PhillyDeals: An investment pro changes with the times
Here's a career for the boom-and-bust years: Greg Levinson, raised in Kingston, Luzerne County, graduated with a bachelor's degree from Penn's Wharton School in 1995 and went straight to work at the late Cooper Neff, the King of Prussia securities-trading shop that used to rank among the dozen top firms, by volume, on the New York Stock Exchange.

Here's a career for the boom-and-bust years:
Greg Levinson, raised in Kingston, Luzerne County, graduated with a bachelor's degree from Penn's Wharton School in 1995 and went straight to work at the late Cooper Neff, the King of Prussia securities-trading shop that used to rank among the dozen top firms, by volume, on the New York Stock Exchange.
In 2002, Levinson and his partners raised $300 million and started what was briefly Philadelphia's biggest hedge fund, Polaris Advisors Management L.L.C. They arbitraged convertible bonds and tracked price data for new trading strategies.
"But in 2004 the arb trades started to melt away," Levinson said. "So we repaid our investors. At the ripe age of 32, I retired and took two years off [with his wife and youngsters]."
When Levinson went back to work in 2007, the Philadelphia investment scene had paled. He had to go to Connecticut, where "I did nine months at Sailfish Capital," running a $1 billion convertible arb portfolio.
"It's a shame what happened in Philly," Levinson said.
Owner BNP Paribas shut Cooper Neff; Susquehanna Investments, another big trader, exited several businesses; the Philadelphia Stock Exchange, which spawned Cooper Neff and Susquehanna, sold out to Nasdaq. "Now," Levinson contends, "too many people I know have to get on a train, or get an apartment in Greenwich, to practice their craft."
Seeking to "reinvent," Levinson opened Schooner Investment Group L.L.C. in Radnor, hired trader Tony Fusco, another Cooper Neff veteran, and set up the "long-short" Schooner Growth and Income Fund.
From hedge to mutual funds? "It became clear to me there'd be a convergence between the mutual-fund space and the hedge-fund world," Levinson said.
Both had problems, he explained: Hedge funds got too big and borrowed heavily on barely profitable strategies, with "very little transparency or oversight."
Mutual funds were safer: "High liquidity, high transparency, no funny business." But also boring: "Very pedestrian," and seldom beating the market.
"So merge the best of the two worlds."
The result is the Schooner fund, a tiny $7 million fund that ranked in Morningstar Inc.'s top 1 percent of U.S. stock funds its first year of operation (September 2008-August 2009), gaining 3 percent (for Class C shares) while the S&P 500 lost 18 percent.

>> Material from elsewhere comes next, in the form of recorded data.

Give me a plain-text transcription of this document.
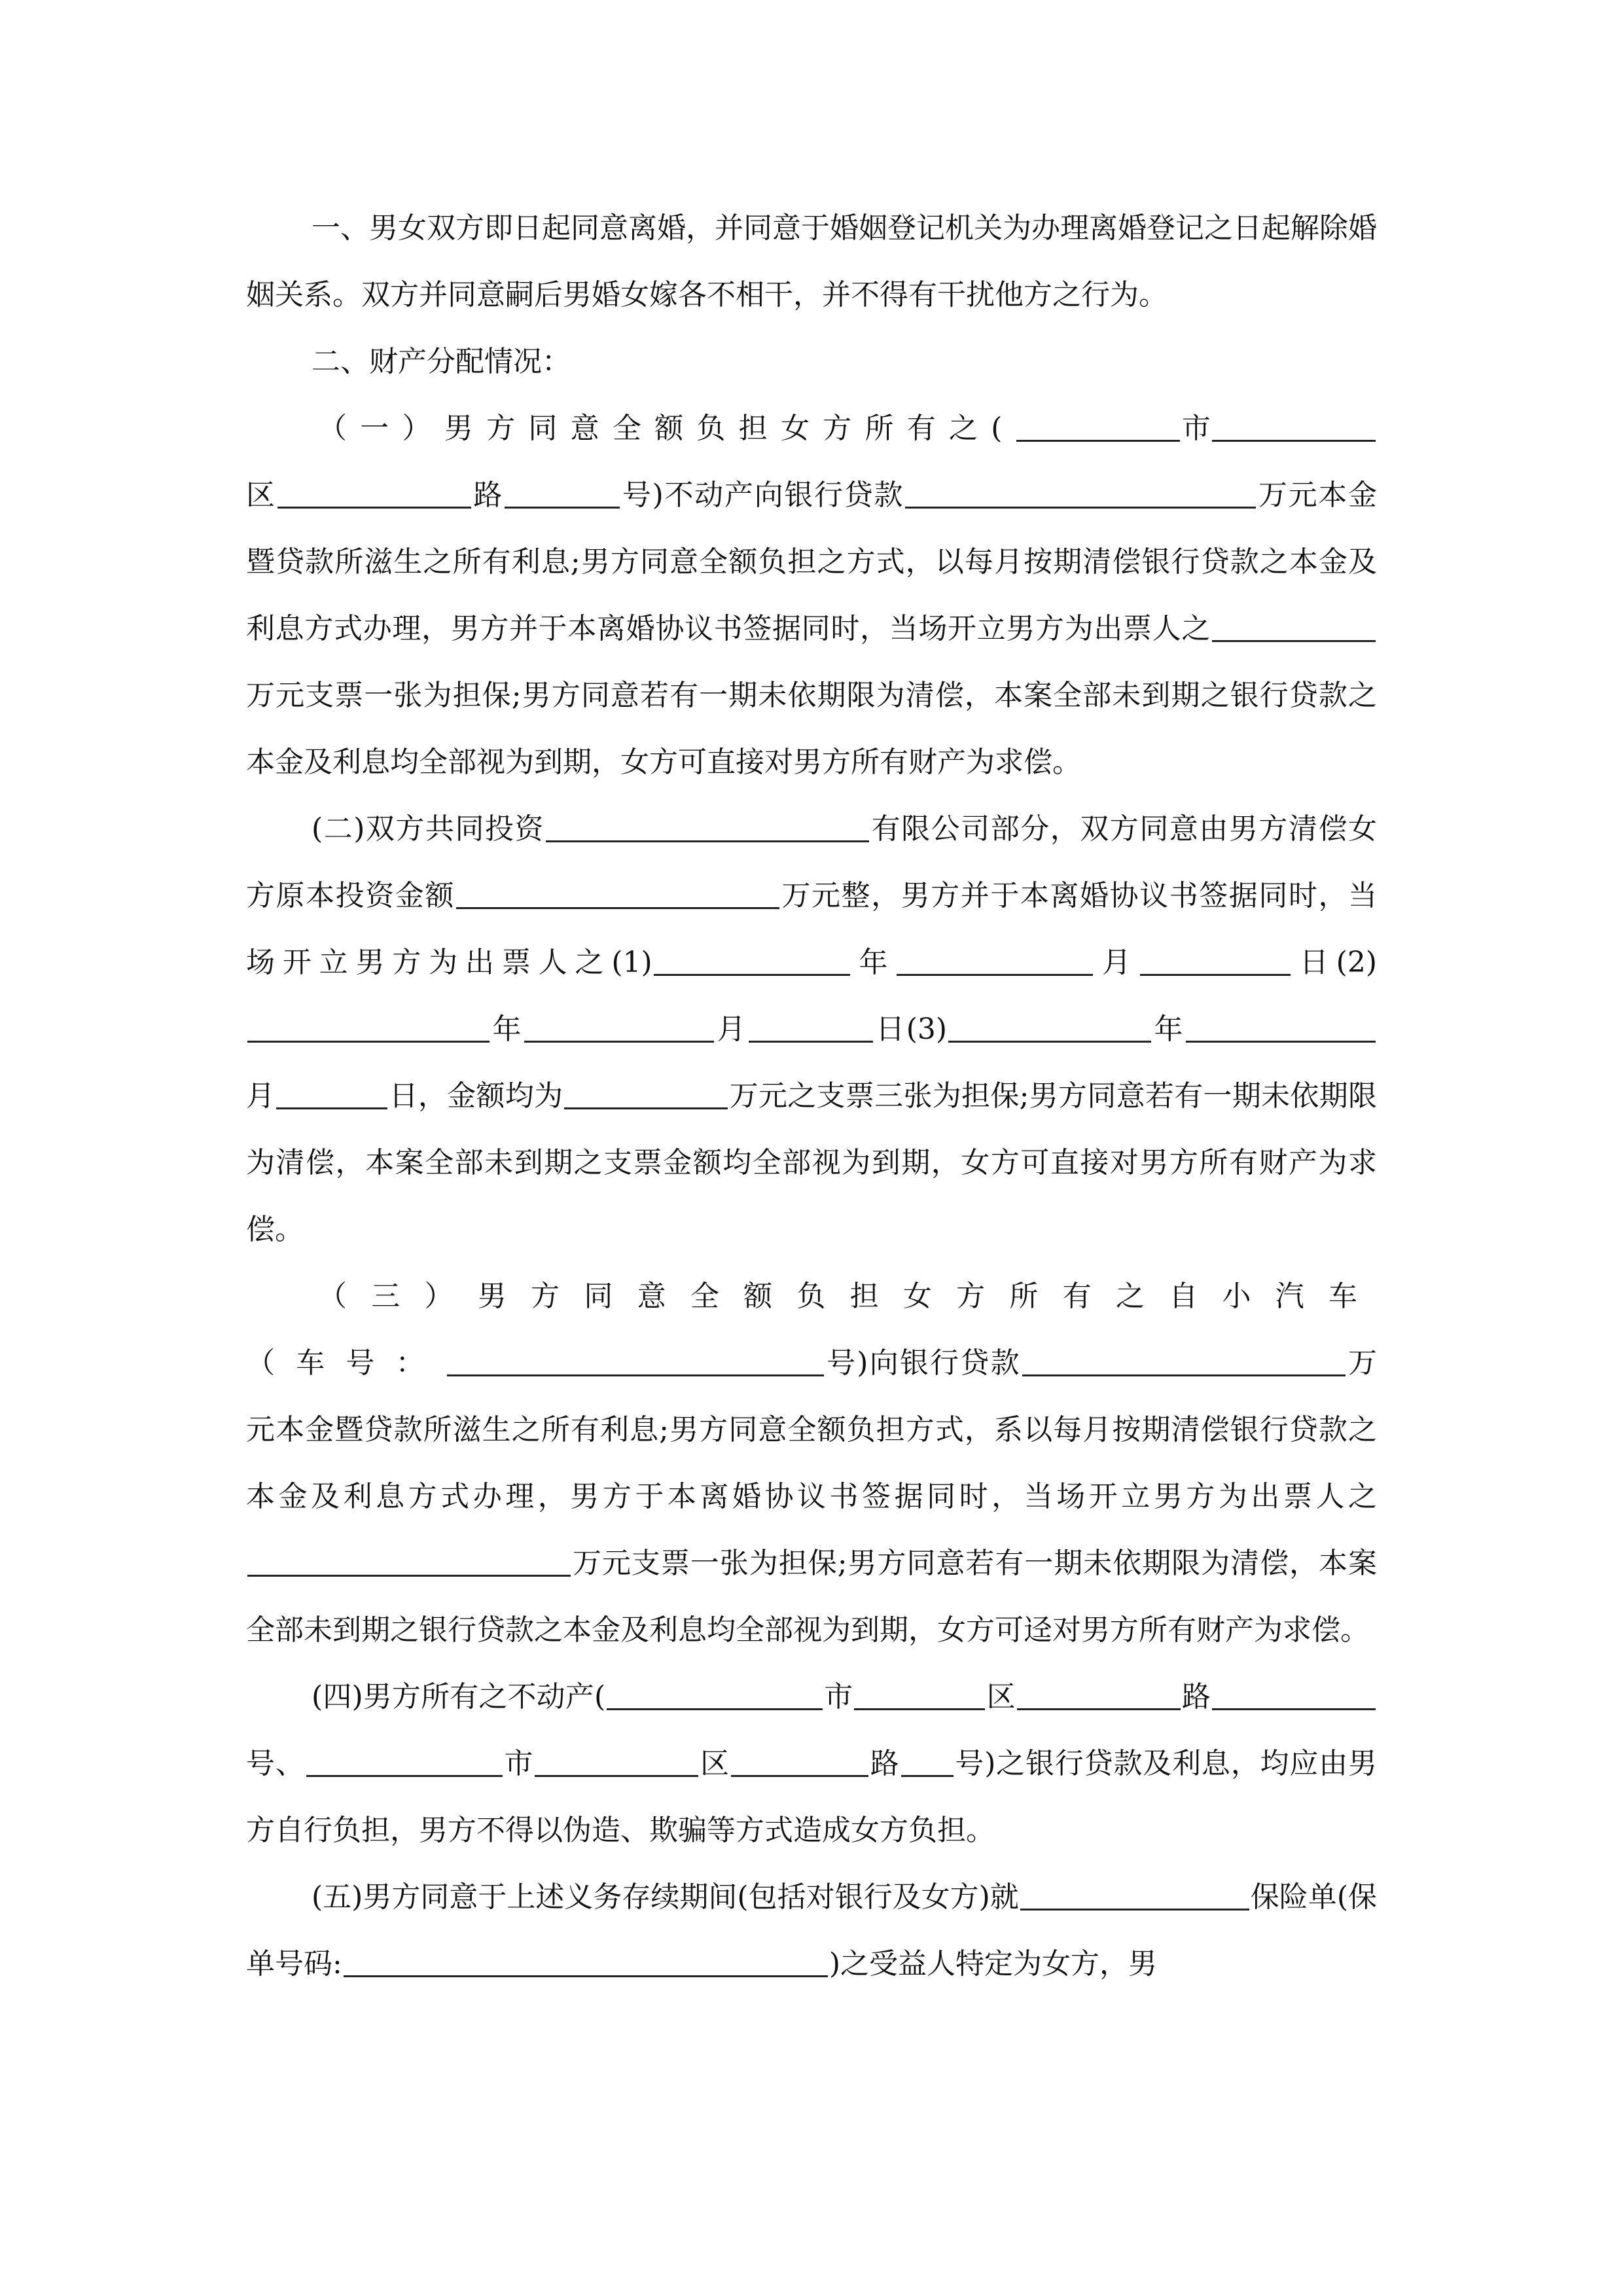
一、男女双方即日起同意离婚，并同意于婚姻登记机关为办理离婚登记之日起解除婚姻关系。双方并同意嗣后男婚女嫁各不相干，并不得有干扰他方之行为。

二、财产分配情况：

（一）男方同意全额负担女方所有之(	市区	路	号)不动产向银行贷款	万元本金暨贷款所滋生之所有利息;男方同意全额负担之方式，以每月按期清偿银行贷款之本金及利息方式办理，男方并于本离婚协议书签据同时，当场开立男方为出票人之万元支票一张为担保;男方同意若有一期未依期限为清偿，本案全部未到期之银行贷款之本金及利息均全部视为到期，女方可直接对男方所有财产为求偿。

(二)双方共同投资	有限公司部分，双方同意由男方清偿女方原本投资金额	万元整，男方并于本离婚协议书签据同时，当场开立男方为出票人之(1)	年	月	日(2)年	月	日(3)	年月	日，金额均为	万元之支票三张为担保;男方同意若有一期未依期限为清偿，本案全部未到期之支票金额均全部视为到期，女方可直接对男方所有财产为求偿。

（三）男方同意全额负担女方所有之自小汽车（车号：	号)向银行贷款	万元本金暨贷款所滋生之所有利息;男方同意全额负担方式，系以每月按期清偿银行贷款之本金及利息方式办理，男方于本离婚协议书签据同时，当场开立男方为出票人之万元支票一张为担保;男方同意若有一期未依期限为清偿，本案全部未到期之银行贷款之本金及利息均全部视为到期，女方可迳对男方所有财产为求偿。

(四)男方所有之不动产(	市	区	路号、	市	区	路 号)之银行贷款及利息，均应由男方自行负担，男方不得以伪造、欺骗等方式造成女方负担。

(五)男方同意于上述义务存续期间(包括对银行及女方)就	保险单(保单号码:	)之受益人特定为女方，男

How'd he do that? Trading call options (which provide the right to buy shares at set prices) for stocks that had dropped and using them to cushion losses, or reselling them at a profit as prices recovered. The fund also owned shares of Apple Computer, Anadarko Petroleum, and Verizon, among others.
The strategy meant a lot of trading, which makes the fund a more appropriate investment for tax-protected accounts.
"We've invested some of our clients' money in the Schooner fund," said Michael Heaberg, managing director of $500 million-asset Axiom Asset Management in Radnor, where Levinson interned in college.
"The covered-call strategy, the convertible-arbitrage strategy, is not something we can do well ourselves. When the market went down, his fund went down, but not as much as the market. Since it's gone up, his fund has gone up, though not as much. It's met the expectations we had." That's praise, in fund-speak.
Not hiring
When will the real economy come back? Not soon, say JPMorgan Chase Bank economic analysts Bruce Kasman and David Hensley.
They estimate the economy now grows "at a sustained 3.5 percent growth rate." That's "disappointing" compared with the usual 5 percent recession recovery. But it's still more than most economists expect.
Even at their rate, they say, it will take "until sometime in 2013 before the economy restores the jobs lost in the downturn."
Main Lining
Keystone Property Group, Bill Glazer's office-rehab investment firm, said it has leased 100,000 square feet at Keystone Executive Campus in Radnor to Main Line Health for $22.8 million over 10 years. Main Line, a nonprofit owner of Bryn Mawr, Lankenau, and Riddle Memorial hospitals, will put its headquarters and home-health group there.
Sovereign Bank lent Keystone Property Group $17.5 million to rebuild the facade and building systems at the site, which housed Wyeth offices and drug labs, said Keystone Property Group spokeswoman Aimee Alexander.